Quant au droit constitutionnel, l’Empire ottoman s’est également inspiré de modèles existants.

C’est en 1876 que l’empire ottoman se dote pour la première fois d’une constitution. Cela étant, son objectif n’est pas d’organiser et de fixer le fonctionnement de l’Etat ottoman. En effet, le contexte de crise politique explique davantage l’adoption de cette constitution. Non seulement plusieurs insurrections menacent la paix intérieure, mais une guerre avec l’Empire russe pouvant aboutir à un partage des Balkans semble imminente. L’adoption d’une constitution a pour objectif d’y remédier en pacifiant et en unifiant l’Empire.

Celle-ci est « octroyée » par le sultan Abdulhamid II au peuple ottoman : sa légitimité vient du sultan et de lui seul. La règle du parallélisme des formes voudra, bien sûr, que ce soit le sultan qui décide seul de son amendement ou de son abrogation.  Cette idée d’octroi par le souverain a été empruntée au Royaume de Prusse. La Constitution vient donc consacrer cette unité entre le peuple, l’Empire et son souverain.

Pour ce qui est du contenu, c’est le modèle belge qui est le plus prépondérant. Sa tendance libérale doit cependant composer avec certains archaïsmes. Si l’égalité devant la loi sans distinction de religion est reprise, l’Islam demeure la religion de l’Etat. Certes, l’un n’empêche pas l’autre. Un droit peut instaurer l’égalité entre les citoyens de confessions religieuses différentes en n’accordant d’importance qu’à la qualité de citoyen au lieu de celle de fidèle dans un Etat doté d’une religion officielle. En revanche, la légalité des délits et des peines, l’inviolabilité de la personne, de l’honneur, de la propriété et du domicile se concilient difficilement avec la possibilité pour le souverain d’expulser de manière discrétionnaire quiconque du territoire. C’est donc, en l’espèce, moins la référence religieuse que la tradition despotique qui est en contradiction avec le droit étranger repris.

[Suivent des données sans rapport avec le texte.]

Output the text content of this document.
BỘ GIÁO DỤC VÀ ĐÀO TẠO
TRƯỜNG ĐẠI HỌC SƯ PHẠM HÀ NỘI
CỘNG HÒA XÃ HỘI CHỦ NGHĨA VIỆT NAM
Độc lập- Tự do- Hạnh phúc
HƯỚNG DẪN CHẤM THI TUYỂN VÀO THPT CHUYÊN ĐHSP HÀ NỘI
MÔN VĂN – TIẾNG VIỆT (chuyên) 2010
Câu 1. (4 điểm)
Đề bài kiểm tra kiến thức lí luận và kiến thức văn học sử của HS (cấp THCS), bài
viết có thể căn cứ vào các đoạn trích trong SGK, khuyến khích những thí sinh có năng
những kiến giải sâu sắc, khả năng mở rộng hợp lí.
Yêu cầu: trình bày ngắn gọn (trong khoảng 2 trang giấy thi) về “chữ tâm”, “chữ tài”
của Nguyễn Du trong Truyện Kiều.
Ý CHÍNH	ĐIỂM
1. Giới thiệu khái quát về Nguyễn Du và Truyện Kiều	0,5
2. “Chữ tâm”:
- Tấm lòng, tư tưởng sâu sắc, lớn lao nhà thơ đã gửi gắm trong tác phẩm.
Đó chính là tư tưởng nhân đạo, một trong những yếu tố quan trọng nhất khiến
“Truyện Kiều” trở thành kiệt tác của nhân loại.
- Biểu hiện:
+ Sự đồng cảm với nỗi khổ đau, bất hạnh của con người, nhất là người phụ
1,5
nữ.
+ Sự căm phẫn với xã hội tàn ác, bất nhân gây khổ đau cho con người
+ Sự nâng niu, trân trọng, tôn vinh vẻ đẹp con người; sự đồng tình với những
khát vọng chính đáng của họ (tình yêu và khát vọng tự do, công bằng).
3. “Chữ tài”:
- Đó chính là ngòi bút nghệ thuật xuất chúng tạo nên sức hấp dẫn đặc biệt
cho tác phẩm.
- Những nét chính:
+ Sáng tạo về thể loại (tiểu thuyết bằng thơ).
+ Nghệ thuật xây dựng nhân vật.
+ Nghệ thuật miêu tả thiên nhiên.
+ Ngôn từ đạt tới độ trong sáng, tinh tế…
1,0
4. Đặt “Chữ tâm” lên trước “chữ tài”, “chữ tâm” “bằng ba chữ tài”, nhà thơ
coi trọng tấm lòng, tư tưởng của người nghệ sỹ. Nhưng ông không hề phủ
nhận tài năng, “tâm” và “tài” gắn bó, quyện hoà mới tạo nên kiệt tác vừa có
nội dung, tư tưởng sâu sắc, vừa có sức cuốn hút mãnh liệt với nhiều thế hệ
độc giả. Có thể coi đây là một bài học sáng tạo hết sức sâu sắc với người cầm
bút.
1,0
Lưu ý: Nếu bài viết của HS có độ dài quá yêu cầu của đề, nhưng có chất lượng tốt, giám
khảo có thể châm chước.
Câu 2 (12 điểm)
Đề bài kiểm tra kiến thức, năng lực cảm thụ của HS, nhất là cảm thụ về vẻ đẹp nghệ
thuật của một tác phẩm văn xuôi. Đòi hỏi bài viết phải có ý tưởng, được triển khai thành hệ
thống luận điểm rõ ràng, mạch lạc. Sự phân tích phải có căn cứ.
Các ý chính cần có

Mise en place pour renforcer l’unité de l’empire face à une guerre imminente, c’est très logiquement que la Constitution de 1876 sera abolie par le sultan, celui-là même qui l’avait octroyée, suite à la défaite militaire face à l’empire russe en 1878. Aussi simplement qu’elle fut mise en place, elle fut abrogée sur décision du sultan.

L’Empire ottoman s’effondre en 1923 et la république turque laïque est proclamée sous l’impulsion de Mustapha Kemal. Ce dernier entend traduire la laïcité dans le droit civil et fait alors traduire le code civil suisse, le modifie légèrement, pour ensuite le proposer au parlement. Par un vote quasi-unanime le code civil suisse est adopté par le nouveau parlement turc en 1926.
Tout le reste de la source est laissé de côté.